Weather is still fairly benign at mostly normal precip and normal temps, but the forecast for the 8-14 day forecast has continued to run cooler and cooler the past 3-4 days such that now we are forecast to be well below normal to start September. That will likely bring the first frost threats to the northern Corn Belt, and with it the threat of some significant yield losses for much of the late planted crop. The greatest share of that crop is in Illinois, Indiana, Ohio, Michigan, and Wisconsin where frost threats are going to be quite threatening to the eventual yield of the crop. Specifically, the next 7 days are forecast to have mostly above normal precip in the southern half of the U.S., and below normal in the northern half. The precip forecast will be similar for the 8-14 day forecast now, but the temp forecast turns to about normal temps the next 7 days, and then temps turn to below normal for the 8-14 day forecast — with some chilly nights in the in the north. That will likely bring the first frost forecast in Canada, and the northern U.S. may not be far behind if that pattern persists. Also the cool temps will rob the north of growing degree days, which it so desperately needs to reach maturity before fall’s first frost.

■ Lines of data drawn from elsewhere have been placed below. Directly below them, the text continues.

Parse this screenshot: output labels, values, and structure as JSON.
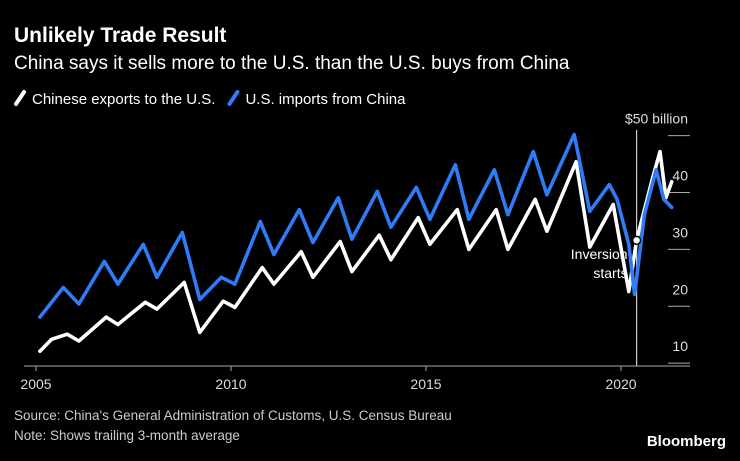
{
  "chart_data": {
    "type": "line",
    "title": "Unlikely Trade Result",
    "subtitle": "China says it sells more to the U.S. than the U.S. buys from China",
    "source": "Source: China's General Administration of Customs, U.S. Census Bureau",
    "note": "Note: Shows trailing 3-month average",
    "brand": "Bloomberg",
    "annotation": {
      "lines": [
        "Inversion",
        "starts"
      ],
      "x": 2020.4
    },
    "xlim": [
      2004.7,
      2021.8
    ],
    "xticks": [
      2005,
      2010,
      2015,
      2020
    ],
    "ylim": [
      9.5,
      51
    ],
    "yticks": [
      {
        "value": 50,
        "label": "$50 billion"
      },
      40,
      30,
      20,
      10
    ],
    "series": [
      {
        "name": "Chinese exports to the U.S.",
        "color": "#ffffff",
        "x": [
          2005.1,
          2005.4,
          2005.8,
          2006.1,
          2006.8,
          2007.1,
          2007.8,
          2008.1,
          2008.8,
          2009.2,
          2009.8,
          2010.1,
          2010.8,
          2011.1,
          2011.8,
          2012.1,
          2012.8,
          2013.1,
          2013.8,
          2014.1,
          2014.8,
          2015.1,
          2015.8,
          2016.1,
          2016.8,
          2017.1,
          2017.8,
          2018.1,
          2018.85,
          2019.2,
          2019.8,
          2020.2,
          2020.4,
          2020.8,
          2021.0,
          2021.15,
          2021.3
        ],
        "values": [
          12.1,
          14.2,
          15.1,
          13.9,
          18.1,
          16.8,
          20.7,
          19.5,
          24.2,
          15.4,
          20.9,
          19.8,
          26.8,
          23.9,
          29.6,
          25.1,
          31.4,
          26.1,
          32.5,
          28.2,
          35.6,
          30.9,
          37.0,
          30.0,
          37.0,
          30.0,
          38.8,
          33.2,
          45.4,
          30.4,
          37.9,
          22.6,
          31.6,
          42.3,
          47.2,
          39.1,
          41.9
        ]
      },
      {
        "name": "U.S. imports from China",
        "color": "#2f7cf6",
        "x": [
          2005.1,
          2005.7,
          2006.1,
          2006.75,
          2007.1,
          2007.75,
          2008.1,
          2008.75,
          2009.2,
          2009.75,
          2010.1,
          2010.75,
          2011.1,
          2011.75,
          2012.1,
          2012.75,
          2013.1,
          2013.75,
          2014.1,
          2014.75,
          2015.1,
          2015.75,
          2016.1,
          2016.75,
          2017.1,
          2017.75,
          2018.1,
          2018.8,
          2019.2,
          2019.7,
          2019.9,
          2020.2,
          2020.35,
          2020.6,
          2020.9,
          2021.1,
          2021.3
        ],
        "values": [
          18.1,
          23.3,
          20.4,
          27.9,
          23.9,
          30.9,
          25.1,
          33.0,
          21.2,
          25.1,
          23.9,
          34.9,
          29.1,
          37.0,
          31.2,
          39.1,
          31.8,
          40.2,
          33.9,
          40.9,
          35.3,
          44.9,
          35.3,
          44.0,
          36.1,
          47.2,
          39.6,
          50.2,
          36.7,
          41.4,
          38.8,
          30.9,
          22.1,
          36.1,
          44.0,
          38.8,
          37.4
        ]
      }
    ]
  }
}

There is little news in the U.S. today that matters much to farmers, just the typical squabbling which goes on politically. Crop conditions came out yesterday, with continued declines in corn and soybeans of 1% in the good/excellent ratings. Corn dropped 1% to 56% rated G/E, with soybeans down 1% to 54% G/E rating. The Pro Ag soybean yield model dropped further to 47.5 bu/acre, down .155 bu/acre and now a full 1 bu/acre below USDA’s projected 48.5 bu yield. That will drop carryout another 75 mb when realized, and it is continuing to drop. Corn, however, had a 0.3 bu/acre RISE in yield potential to 172.5 bu/acre, now 3 bu/acre above USDA’s 169.5 bu. Corn might very well be better than people will expect, and in fact only about 4 bu/acre below last year! Hard to imagine with all our problems planting that corn yield potential could be that good! Both crops are well behind normal development, with soys blooming at 90% (6% behind normal), and podding at 68% (17% behind normal). Corn is 95% silking (4% behind), 55% dough (21% behind), and 15% dented (15% behind).

Sorghum crops are also behind normal, with 75% heading (8% behind), 31% coloring (12% behind), and 21% mature (5% behind). Winter wheat is 93% harvested (5% behind), barley 31% harvested (28% behind), and HRS wheat 16% harvested (33% behind). So the harvest will be slow for all crops as the planting was slow as well; it will be a long fall for most farmers.

Perhaps the most important fundamental still left to be answered on the supply side is the frost date. If temps cool as forecast into early September, anyone who gets a freeze in September is going to have a huge loss on their hands — and a disaster crop. That might affect corn and soybeans almost equally bad in reducing total production as both are well behind normal development. Cool temps in early Sept. might also be devastating in that we lose GDD that are precious at this point in time. We need a long, frost-free fall to get this crop to maturity, and the worst states are probably Missouri, South Dakota, Indiana, Ohio, and Illinois where planting was all quite late (mostly June). It really wasn’t a hot summer, but it really wasn’t necessarily cool, either. But normal temps when planting 2-3 weeks late is just not enough time for most corn and soybean crops.